= The Full English (folk music archive) =

Digital archive of English folk song

The Full English launched in 2013 and is an ongoing English Folk Dance and Song Society (EFDSS) project to create a searchable digital archive of English folk song collections from the early 20th century, thereby preserving and improving the accessibility of these resources. The project is supported by the Heritage Lottery Fund, The Folklore Society, the National Folk Music Fund and the English Miscellany Folk Dance Group. An offshoot of the archive, also in 2013, was an album and concert tour under The Full English name by a collective of UK folk singers.

== Archive ==
Launched in June 2013, The Full English is a folk archive of 44,000 records and over 58,000 digitised images; it is the world's biggest digital archive of traditional music and dance tunes. The archive brings together 19 collections from noted archivists, including Lucy Broadwood, Percy Grainger, Cecil Sharp and Ralph Vaughan Williams.

The project has been divided into two parts. The first part of the project involved making manuscript collections available to the public in a searchable online database. The second part, still ongoing, is to improve accessibility by supplying transcripts of musical notation and texts, as well as audio recordings of the tunes.

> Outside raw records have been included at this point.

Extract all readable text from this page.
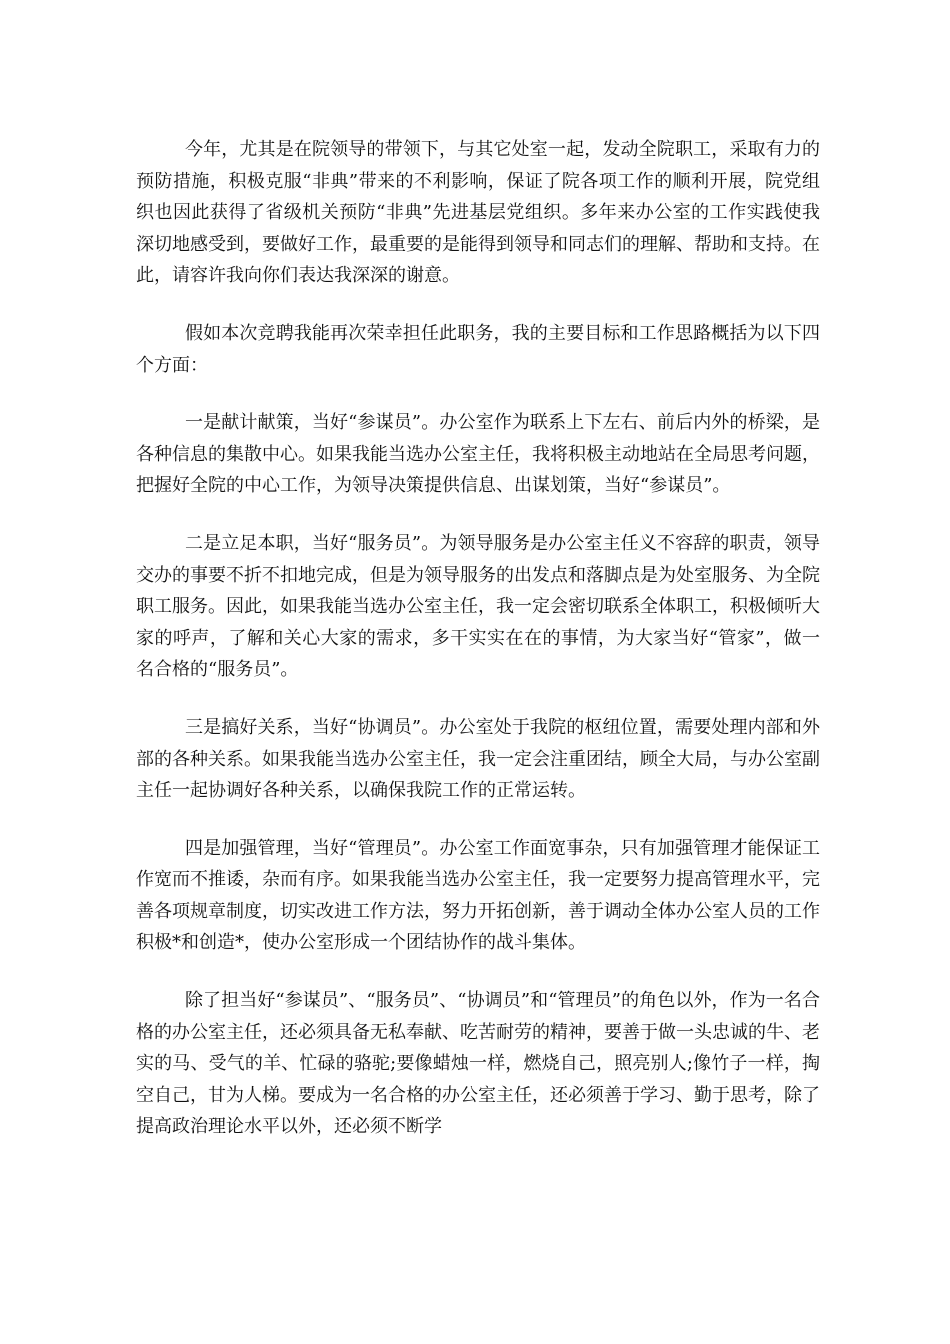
今年，尤其是在院领导的带领下，与其它处室一起，发动全院职工，采取有力的预防措施，积极克服“非典”带来的不利影响，保证了院各项工作的顺利开展，院党组织也因此获得了省级机关预防“非典”先进基层党组织。多年来办公室的工作实践使我深切地感受到，要做好工作，最重要的是能得到领导和同志们的理解、帮助和支持。在此，请容许我向你们表达我深深的谢意。

假如本次竞聘我能再次荣幸担任此职务，我的主要目标和工作思路概括为以下四个方面：

一是献计献策，当好“参谋员”。办公室作为联系上下左右、前后内外的桥梁，是各种信息的集散中心。如果我能当选办公室主任，我将积极主动地站在全局思考问题，把握好全院的中心工作，为领导决策提供信息、出谋划策，当好“参谋员”。

二是立足本职，当好“服务员”。为领导服务是办公室主任义不容辞的职责，领导交办的事要不折不扣地完成，但是为领导服务的出发点和落脚点是为处室服务、为全院职工服务。因此，如果我能当选办公室主任，我一定会密切联系全体职工，积极倾听大家的呼声，了解和关心大家的需求，多干实实在在的事情，为大家当好“管家”，做一名合格的“服务员”。

三是搞好关系，当好“协调员”。办公室处于我院的枢纽位置，需要处理内部和外部的各种关系。如果我能当选办公室主任，我一定会注重团结，顾全大局，与办公室副主任一起协调好各种关系，以确保我院工作的正常运转。

四是加强管理，当好“管理员”。办公室工作面宽事杂，只有加强管理才能保证工作宽而不推诿，杂而有序。如果我能当选办公室主任，我一定要努力提高管理水平，完善各项规章制度，切实改进工作方法，努力开拓创新，善于调动全体办公室人员的工作积极*和创造*，使办公室形成一个团结协作的战斗集体。

除了担当好“参谋员”、“服务员”、“协调员”和“管理员”的角色以外，作为一名合格的办公室主任，还必须具备无私奉献、吃苦耐劳的精神，要善于做一头忠诚的牛、老实的马、受气的羊、忙碌的骆驼;要像蜡烛一样，燃烧自己，照亮别人;像竹子一样，掏空自己，甘为人梯。要成为一名合格的办公室主任，还必须善于学习、勤于思考，除了提高政治理论水平以外，还必须不断学
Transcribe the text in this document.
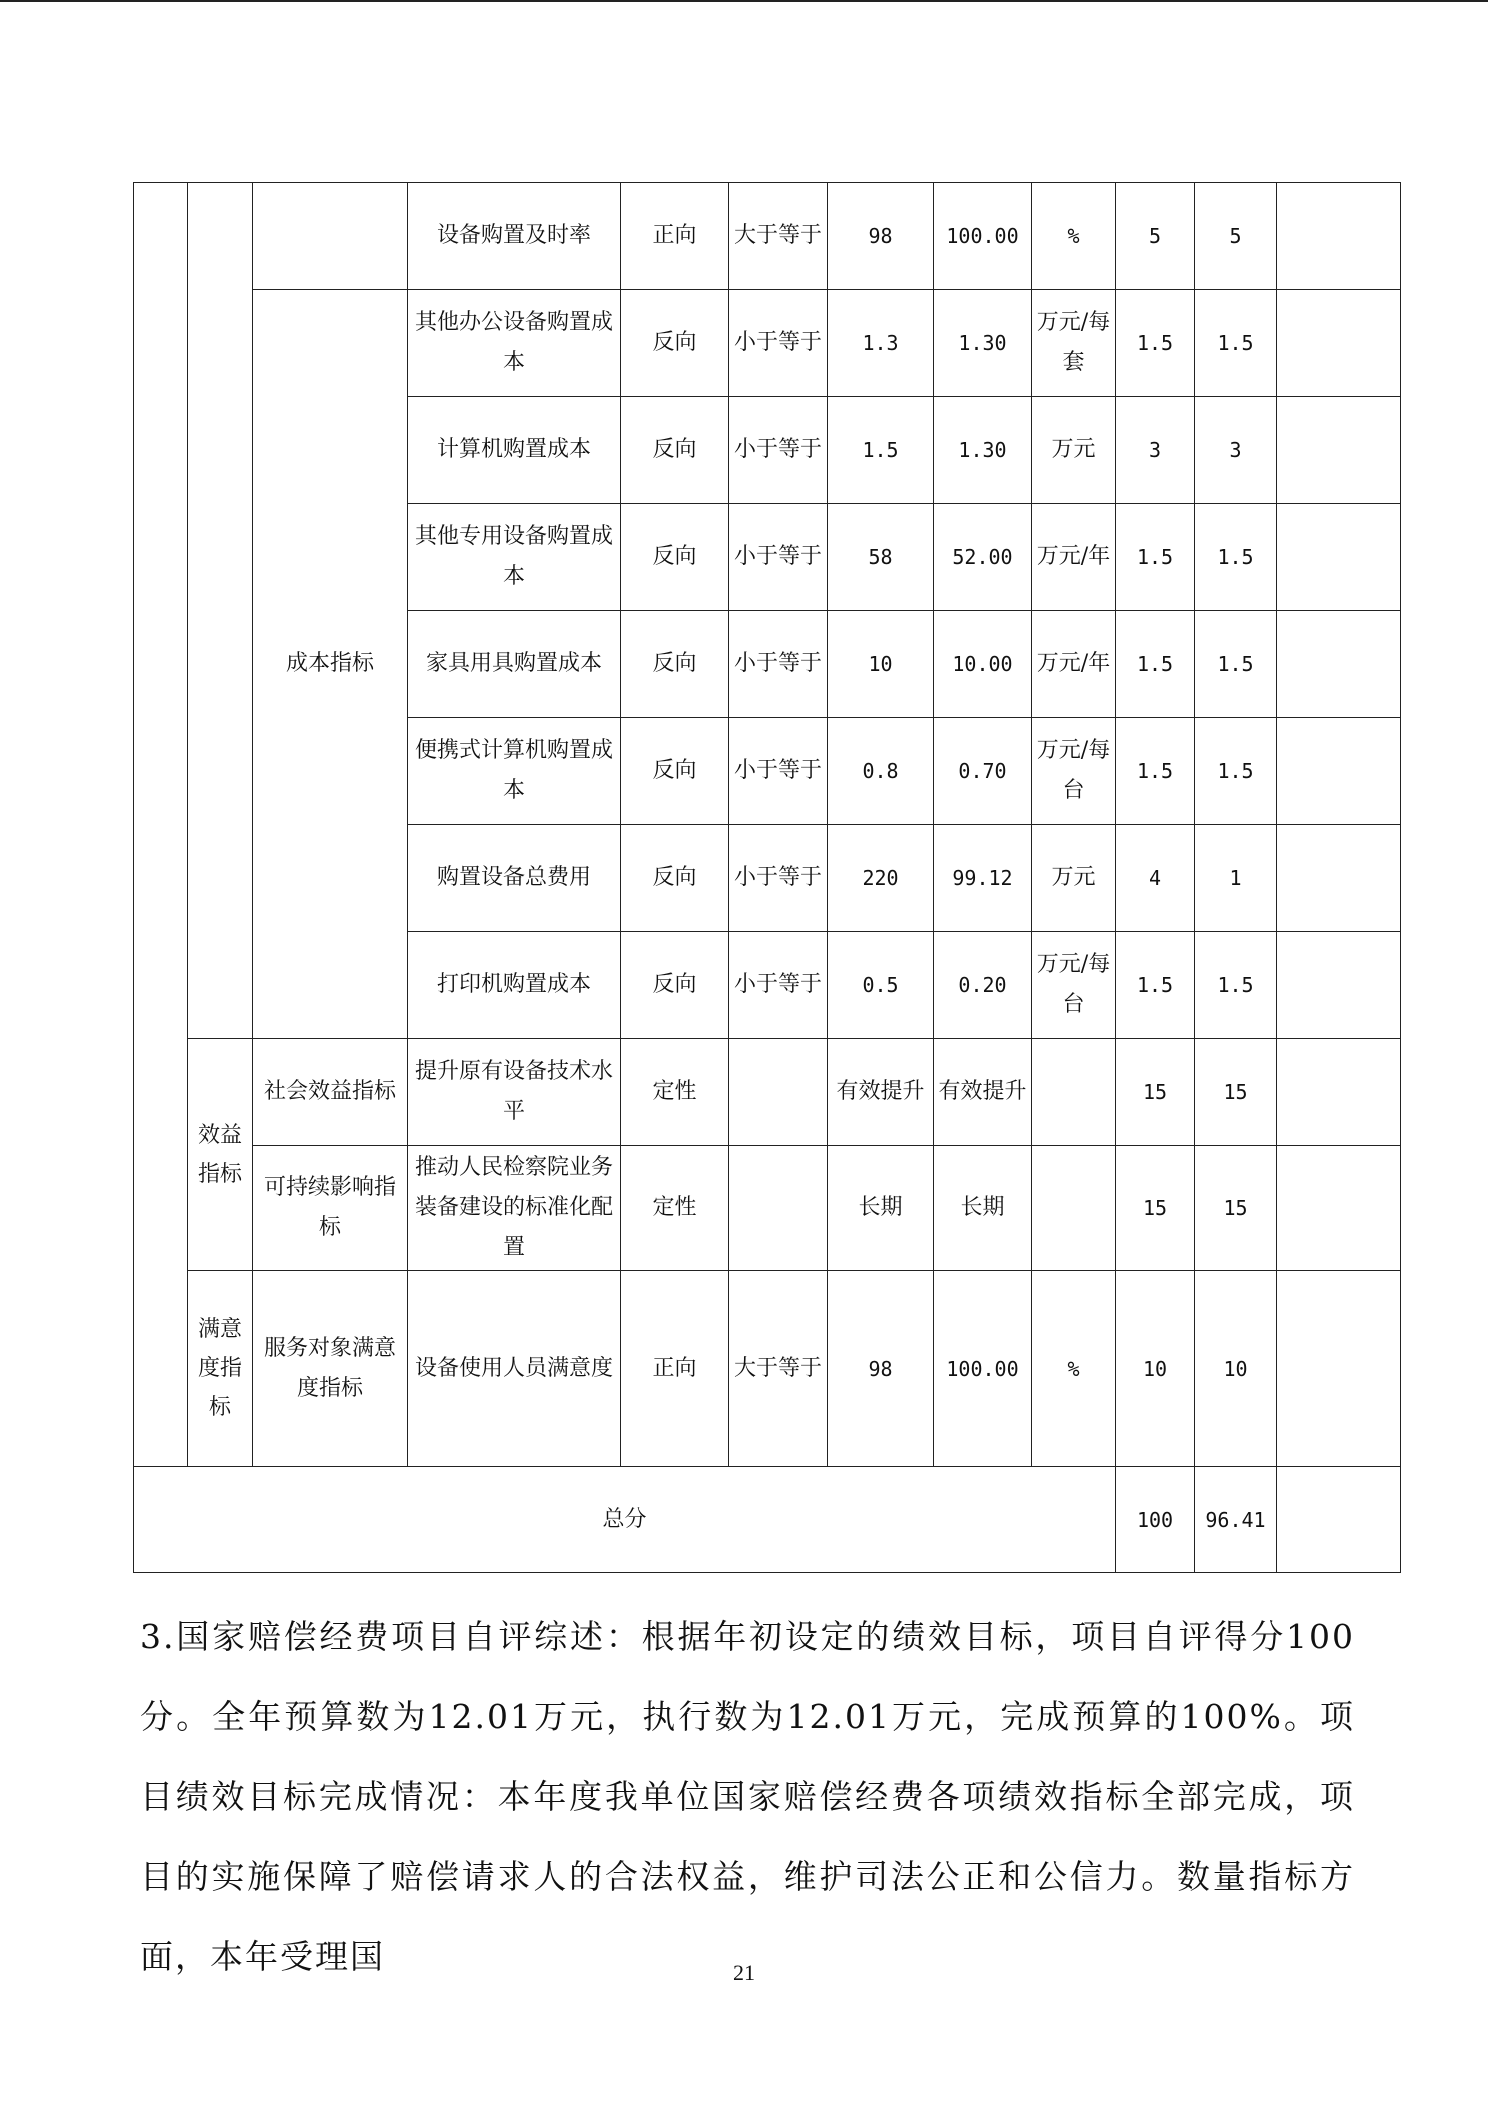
			设备购置及时率	正向	大于等于	98	100.00	%	5	5	
		成本指标	其他办公设备购置成本	反向	小于等于	1.3	1.30	万元/每套	1.5	1.5	
			计算机购置成本	反向	小于等于	1.5	1.30	万元	3	3	
			其他专用设备购置成本	反向	小于等于	58	52.00	万元/年	1.5	1.5	
			家具用具购置成本	反向	小于等于	10	10.00	万元/年	1.5	1.5	
			便携式计算机购置成本	反向	小于等于	0.8	0.70	万元/每台	1.5	1.5	
			购置设备总费用	反向	小于等于	220	99.12	万元	4	1	
			打印机购置成本	反向	小于等于	0.5	0.20	万元/每台	1.5	1.5	
	效益指标	社会效益指标	提升原有设备技术水平	定性		有效提升	有效提升		15	15	
		可持续影响指标	推动人民检察院业务装备建设的标准化配置	定性		长期	长期		15	15	
	满意度指标	服务对象满意度指标	设备使用人员满意度	正向	大于等于	98	100.00	%	10	10	
总分									100	96.41	

3.国家赔偿经费项目自评综述：根据年初设定的绩效目标，项目自评得分100分。全年预算数为12.01万元，执行数为12.01万元，完成预算的100%。项目绩效目标完成情况：本年度我单位国家赔偿经费各项绩效指标全部完成，项目的实施保障了赔偿请求人的合法权益，维护司法公正和公信力。数量指标方面，本年受理国	21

The archive can be searched by various criteria including title, collector, subject, original singer or location they were collected from.

It is estimated the project overall will involve around 15,000 people by the time it is completed, including children learning traditional folk songs and dances and audiences at live gigs.

== Musical collaboration ==
Folk singer and scholar Fay Hield was commissioned by the EFDSS to create new musical arrangements, drawing on the archive material, to accompany the project. She assembled a collective of musicians to perform at the launch party in June 2013, but after creating a set the musicians decided to extend the collaboration by producing an album and touring under The Full English name in order to promote the archive. The tour visited 11 English towns and cities in autumn 2013. Alongside Hield, other musicians involved included Seth Lakeman, Martin Simpson, Nancy Kerr, Sam Sweeney, Rob Harbron and Ben Nicholls.

On the tour, The Full English group performed folk songs from the archive and other traditional sources. They subsequently won two awards at the 2014 BBC Radio 2 Folk Awards for best group and best album.